Blood Test Predicts Cognitive Decline and Resilience

Low blood levels of beta-amyloid 42 were linked to a significant risk of cognitive decline in elderly patients, marking 'a huge step forward' in research.

Low blood levels of beta-amyloid 42, a protein-like substance, were associated with the risk of significant cognitive decline within nine years in a group of elders, according to data published in the Journal of the American Medical Association.

The study also showed that among the elders with low beta-amyloid 42—which has long been known to collect in the brain of patients with Alzheimer's disease—cognitive decline was less pronounced in those who had higher literacy, or more education, or who lacked the APOE e4 gene known to be associated with a greater risk of dementia.

"We show that a blood test for beta-amyloid 42 might be a good way to predict those at risk for cognitive decline," said lead researcher Kristine Yaffe, MD, chief of geriatric psychiatry at the San Francisco VA Medical Center. “Also, for the first time, we show that cognitive reserve—a general level of resiliency in the brain—might modify that risk in the elderly."

Yaffe described the findings as "potentially of great importance for clinical care of Alzheimer's disease and dementia." Currently, she said, "there is no reliable method of predicting ahead of time who will experience cognitive decline and go on to develop dementia. A blood test would be a huge step forward."

Yaffe noted that an experimental test for beta-amyloid in cerebral spinal fluid already exists, "but a blood test would be far easier, less invasive, and less expensive than the lumbar puncture required to obtain spinal fluid." Low levels of beta-amyloid 42 in blood and spinal fluid, she said, indicate high levels in the brain, "which acts as a sink for beta amyloid in Alzheimer's disease."

The research team studied 997 community-dwelling older adults who were enrolled in the Health ABC Study, a prospective observational study sponsored by the National Institute on Aging and coordinated by the San Francisco Coordinating Center at UCSF.

Subjects, whose average age at the start of the study, were first assessed in 1997 to 1998 and followed for nine years. Their cognitive abilities were measured at the beginning and end of the study with a standard neurocognitive test. In 2010, the subjects' blood, which had been drawn at the beginning of the study and then frozen, was tested for beta-amyloid 42 as well as for the ratio of beta-amyloid 42 to beta-amyloid 40, a less toxic form of the substance.

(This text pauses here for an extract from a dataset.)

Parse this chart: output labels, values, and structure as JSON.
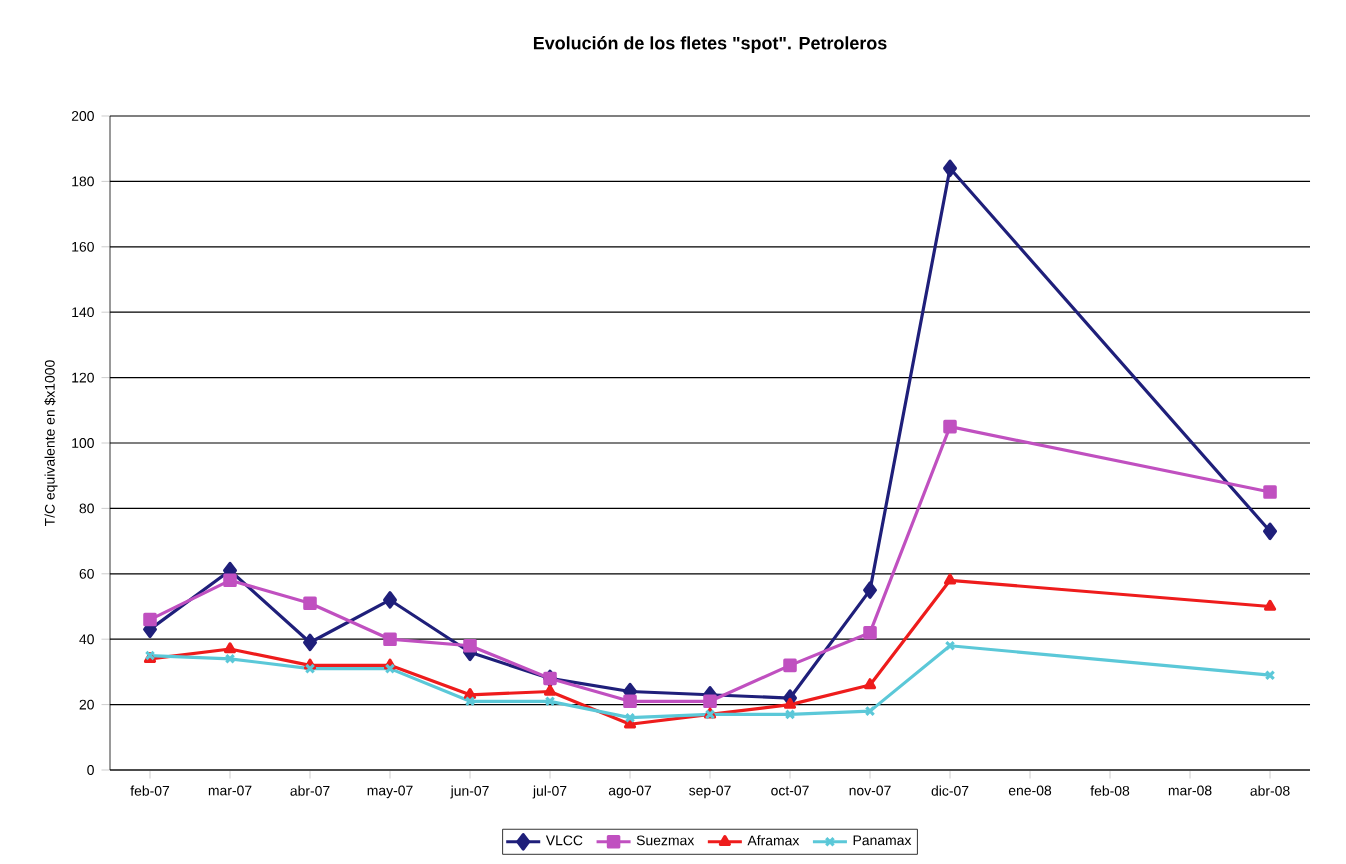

Low beta-amyloid 42 and low ratio of 42 to 40 at the outset of the study were associated with greater cognitive decline over the next nine years, even after the researchers adjusted for age, race and other confounding factors.

The link held up after the 72 participants who developed full-blown dementia over the course of the study were excluded from the analysis. "This way, we knew the numbers would not be weighted by the subjects with dementia, and we would simply be looking at gradual cognitive decline," explained Yaffe.

However, within the group of subjects with low beta-amyloid 42, the association with cognitive decline was less pronounced among those with at least a high school education, a literacy level higher than sixth grade, or no APOE e4 gene.

"This is in line with evidence from other research that if you have high education, high literacy or other compensatory factors, your brain is more resilient to certain insults, whether they be vascular or Alzheimer's," Yaffe said.